Economic Times reports that over the past few weeks there has been considerable excitement over the passage of the Aadhaar Bill in parliament. While one section has hailed it as revolutionary, another section has been alarmed by the privacy and security risk this has brought about. I will not get into this debate, but highlight another aspect that is hugely exciting. With the passage of this bill, the concept around India Stack is slowly, but steadily becoming real. 

If we imagine India Stack as a pyramid, at the bottom is the Identification and authentication through Aadhaar, next is Digital Locker for documentation, then e-sign based on Aadhaar and on top of the stack is UPI (Unified Payment Interface) for payments. Therefore, to do any transaction we firstly need to establish the identity of the parties, which is being done by Aadhaar. We then need to authenticate documentation, which the Digital locker provides as the documents are directly pushed and authenticated by the issuer, e-sign lets the parties sign and lastly UPI enables the money movement. 

The genesis of India Stack and what it aims to do can be traced back to the Open API Policy that Government of India formulated in 2015. The policy stated that the Government envisaged making available services digitally accessible to citizens through multiple channels, such as web, mobile and common service delivery outlets. "To meet this objective, there is a need for an interoperable ecosystem of data, applications and processes which will make the right information available to the right user at the right time. Given the enormous advantages in this regard, there is a need to formulate a policy for the Government organizations in India to provide Open Application Programming Interfaces (APIs)," said the policy. 

So what is API? Application Program interface (API) for a layman is the code that tells the developer the correct way to programme his software or application so that it can communicate with other applications or operating systems. API helps one software or application to communicate and work with another app or software and decides what information will be transferred so that it works in a seamless manner. The problem till now was that even if government entities have their own software or systems to undertake a work, more often than not they were not compatible with each other. For example, every state electricity board will have its own software or application to reach out to customers, which were developed independently and it would be very difficult to get them to work together or "talk" to each other. With an open API, you will not only make sure the standards for software and app across electricity boards are similar and interoperable, but also provide avenues for a citizen to develop an app or software that can, for example, provide analytics and data.
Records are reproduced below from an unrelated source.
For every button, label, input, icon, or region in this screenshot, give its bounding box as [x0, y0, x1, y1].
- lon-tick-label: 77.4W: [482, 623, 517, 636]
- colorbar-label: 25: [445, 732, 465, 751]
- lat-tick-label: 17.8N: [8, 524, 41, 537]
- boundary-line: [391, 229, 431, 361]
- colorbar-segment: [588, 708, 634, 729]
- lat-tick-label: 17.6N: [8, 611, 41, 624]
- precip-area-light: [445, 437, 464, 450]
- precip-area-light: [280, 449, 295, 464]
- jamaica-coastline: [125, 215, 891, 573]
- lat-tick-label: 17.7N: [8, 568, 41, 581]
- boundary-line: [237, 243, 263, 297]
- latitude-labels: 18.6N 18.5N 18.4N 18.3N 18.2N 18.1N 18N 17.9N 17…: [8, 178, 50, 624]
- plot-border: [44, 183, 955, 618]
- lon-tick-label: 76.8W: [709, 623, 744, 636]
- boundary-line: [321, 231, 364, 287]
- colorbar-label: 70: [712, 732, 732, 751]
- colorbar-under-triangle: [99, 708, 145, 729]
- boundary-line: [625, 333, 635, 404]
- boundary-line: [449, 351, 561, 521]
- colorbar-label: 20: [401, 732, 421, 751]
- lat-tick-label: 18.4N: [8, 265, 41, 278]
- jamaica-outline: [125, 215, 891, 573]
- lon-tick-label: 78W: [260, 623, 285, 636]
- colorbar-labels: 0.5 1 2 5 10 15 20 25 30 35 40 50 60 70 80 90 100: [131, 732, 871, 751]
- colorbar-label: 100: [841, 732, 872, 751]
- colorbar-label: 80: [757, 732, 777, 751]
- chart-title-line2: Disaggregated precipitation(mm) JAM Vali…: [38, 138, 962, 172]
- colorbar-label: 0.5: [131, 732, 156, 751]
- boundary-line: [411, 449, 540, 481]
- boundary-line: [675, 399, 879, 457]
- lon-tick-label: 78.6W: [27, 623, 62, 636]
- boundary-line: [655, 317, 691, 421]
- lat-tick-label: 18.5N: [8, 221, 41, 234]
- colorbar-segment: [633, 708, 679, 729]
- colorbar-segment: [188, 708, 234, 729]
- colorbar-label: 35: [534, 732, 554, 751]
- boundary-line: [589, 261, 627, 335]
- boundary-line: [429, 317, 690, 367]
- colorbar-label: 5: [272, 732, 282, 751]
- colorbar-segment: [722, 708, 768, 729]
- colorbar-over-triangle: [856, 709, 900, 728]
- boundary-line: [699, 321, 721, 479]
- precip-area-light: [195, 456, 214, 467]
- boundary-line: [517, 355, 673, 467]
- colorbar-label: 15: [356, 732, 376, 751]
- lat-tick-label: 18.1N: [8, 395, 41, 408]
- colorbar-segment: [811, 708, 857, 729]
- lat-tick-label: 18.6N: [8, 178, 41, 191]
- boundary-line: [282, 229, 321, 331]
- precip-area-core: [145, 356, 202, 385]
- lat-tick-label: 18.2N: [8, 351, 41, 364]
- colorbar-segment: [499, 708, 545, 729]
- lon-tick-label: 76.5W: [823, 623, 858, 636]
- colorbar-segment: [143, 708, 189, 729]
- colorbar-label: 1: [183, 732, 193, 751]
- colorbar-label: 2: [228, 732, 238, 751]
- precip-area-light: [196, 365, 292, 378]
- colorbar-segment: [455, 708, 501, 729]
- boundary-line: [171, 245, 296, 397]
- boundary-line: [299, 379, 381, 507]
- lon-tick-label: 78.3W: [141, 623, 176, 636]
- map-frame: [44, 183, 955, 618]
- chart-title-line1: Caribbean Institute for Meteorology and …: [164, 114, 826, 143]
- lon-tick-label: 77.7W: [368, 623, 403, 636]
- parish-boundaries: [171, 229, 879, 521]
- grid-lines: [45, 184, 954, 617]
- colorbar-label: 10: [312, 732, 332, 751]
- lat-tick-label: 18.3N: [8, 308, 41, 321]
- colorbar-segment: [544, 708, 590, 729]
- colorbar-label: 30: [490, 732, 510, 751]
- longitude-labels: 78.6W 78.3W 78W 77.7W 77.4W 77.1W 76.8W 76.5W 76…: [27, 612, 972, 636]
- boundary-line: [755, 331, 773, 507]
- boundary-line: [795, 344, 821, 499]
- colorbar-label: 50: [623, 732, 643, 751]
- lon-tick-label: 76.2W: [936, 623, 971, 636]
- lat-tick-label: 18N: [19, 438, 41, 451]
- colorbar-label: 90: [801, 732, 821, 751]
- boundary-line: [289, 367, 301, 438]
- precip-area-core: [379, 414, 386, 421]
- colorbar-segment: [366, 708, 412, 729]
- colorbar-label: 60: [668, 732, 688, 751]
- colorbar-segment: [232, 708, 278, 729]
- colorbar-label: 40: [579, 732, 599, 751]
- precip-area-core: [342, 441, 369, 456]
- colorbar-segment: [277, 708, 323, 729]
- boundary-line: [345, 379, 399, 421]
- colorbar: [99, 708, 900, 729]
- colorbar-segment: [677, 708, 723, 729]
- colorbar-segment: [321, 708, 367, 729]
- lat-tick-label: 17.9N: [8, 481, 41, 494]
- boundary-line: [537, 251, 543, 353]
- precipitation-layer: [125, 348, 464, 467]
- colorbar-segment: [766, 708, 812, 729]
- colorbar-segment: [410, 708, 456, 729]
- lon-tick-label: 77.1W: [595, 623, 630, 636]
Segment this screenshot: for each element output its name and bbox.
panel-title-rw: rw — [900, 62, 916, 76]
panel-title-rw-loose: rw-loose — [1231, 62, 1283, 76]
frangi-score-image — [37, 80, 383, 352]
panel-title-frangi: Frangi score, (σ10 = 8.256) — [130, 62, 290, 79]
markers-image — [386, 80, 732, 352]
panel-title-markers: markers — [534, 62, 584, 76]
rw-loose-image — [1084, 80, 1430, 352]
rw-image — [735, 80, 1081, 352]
What it does: Firstly, India Stack is creating a digital architecture for paperless and remote transactions. Despite the best efforts in going Digital, the documentary paper work that every individual, organization and the government has to maintain is humongous. Add to that, there are several layers of verifying each document, which includes getting it signed by a Gazetted officer among others. This has created layers and made the system very complex to navigate. India Stack has the power to become a principal repository that can provide services and enable transaction digitally and remotely. By connecting every individual through an authenticated digital network, interactions, applications and delivery of services will be targeted and faster. This will plug leakages, ensure timely availability of services and open a system where every individual will have the power to seek the services they desire and deserve. 

Perhaps, the biggest plus for India Stack is that it is an open source where anyone can build apps and services using the India Stack Back backbone. India's innovative and entrepreneurial bent of mind is well known and this will enable startups and even individuals to develop apps and services that look to make government services more efficient and easier to access.